Jim turned away moodily. To drown scores of seamen and then drink their carefully-hidden whisky supplies! "No thanks," he said.

"Go on, don't act so blessed daft," said Jordan scornfully. "What you reckon old Scouse would do if he was setting up here and I was down in the hog-wash ? Die of thirst ? Go on — fill your boots!"

Jim tilted the bottle, choking at first at the sting of the fiery liquor. But it certainly gave you a glow, setting your innards alight as it descended, and he gave the bottle back with a ghost of a smile.

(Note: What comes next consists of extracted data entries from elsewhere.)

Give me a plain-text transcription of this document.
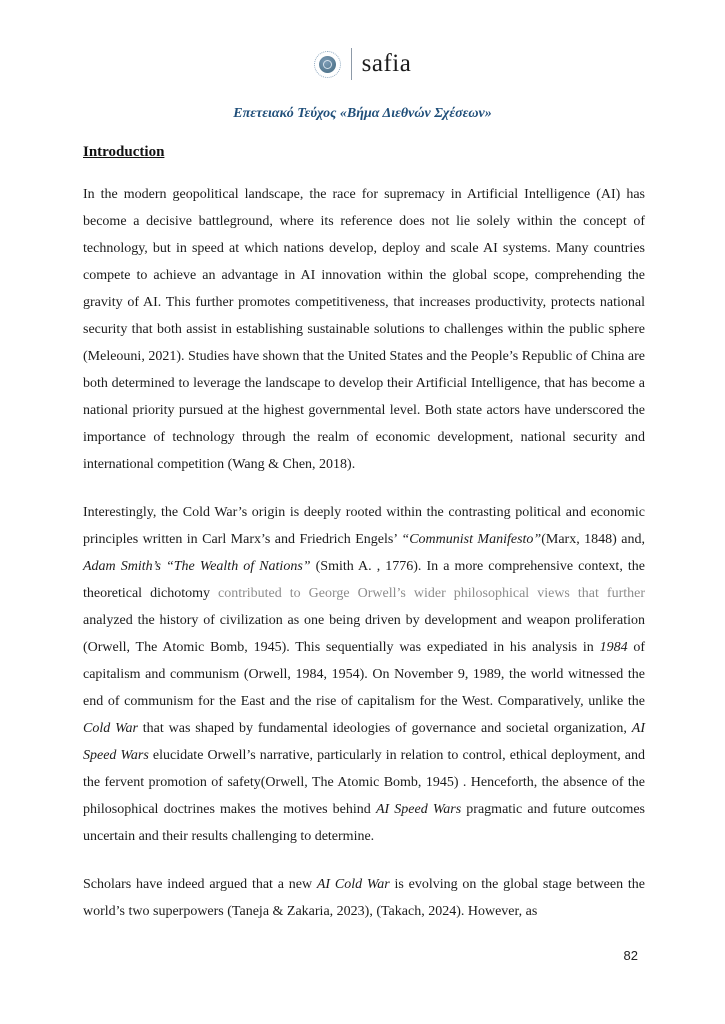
safia
Επετειακό Τεύχος «Βήμα Διεθνών Σχέσεων»
Introduction

In the modern geopolitical landscape, the race for supremacy in Artificial Intelligence (AI) has become a decisive battleground, where its reference does not lie solely within the concept of technology, but in speed at which nations develop, deploy and scale AI systems. Many countries compete to achieve an advantage in AI innovation within the global scope, comprehending the gravity of AI. This further promotes competitiveness, that increases productivity, protects national security that both assist in establishing sustainable solutions to challenges within the public sphere (Meleouni, 2021). Studies have shown that the United States and the People’s Republic of China are both determined to leverage the landscape to develop their Artificial Intelligence, that has become a national priority pursued at the highest governmental level. Both state actors have underscored the importance of technology through the realm of economic development, national security and international competition (Wang & Chen, 2018).

Interestingly, the Cold War’s origin is deeply rooted within the contrasting political and economic principles written in Carl Marx’s and Friedrich Engels’ “Communist Manifesto”(Marx, 1848) and, Adam Smith’s “The Wealth of Nations” (Smith A. , 1776). In a more comprehensive context, the theoretical dichotomy contributed to George Orwell’s wider philosophical views that further analyzed the history of civilization as one being driven by development and weapon proliferation (Orwell, The Atomic Bomb, 1945). This sequentially was expediated in his analysis in 1984 of capitalism and communism (Orwell, 1984, 1954). On November 9, 1989, the world witnessed the end of communism for the East and the rise of capitalism for the West. Comparatively, unlike the Cold War that was shaped by fundamental ideologies of governance and societal organization, AI Speed Wars elucidate Orwell’s narrative, particularly in relation to control, ethical deployment, and the fervent promotion of safety(Orwell, The Atomic Bomb, 1945) . Henceforth, the absence of the philosophical doctrines makes the motives behind AI Speed Wars pragmatic and future outcomes uncertain and their results challenging to determine.

Scholars have indeed argued that a new AI Cold War is evolving on the global stage between the world’s two superpowers (Taneja & Zakaria, 2023), (Takach, 2024). However, as

82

"Ah, that's the idea. That'll make you talk about your grandma! Now we'll very soon have a bit of grub."

He took his heavy knife out of its sheath, and roughly hacked open the two tins. He handed Jim two or three of the square thick biscuits, and prised out a great solid lump of the cold, congealed, fatty meat, which he thrust into Jim's hand. "There you are, then. That'll line your ribs. You won't have to be too fussy up 'ere. You ain't down in the ward-room now, with your silver and your clean glasses, and that cissy old woman of a steward dancing round you. You got to live like poor old Jack now!"

For a long time the two men ate silently and ravenously, cramming great mouthfuls down their throats. They finished the billy-can of water to help out the dust-dry biscuits; then, chewing the last of their meal in a leisurely way, they passed the whisky bottle to and fro and talked quietly of their future.

"Do you think anyone knows we're here?" said Jim. "What about all the rockets we shot off last night? Surely someone must have seen them?"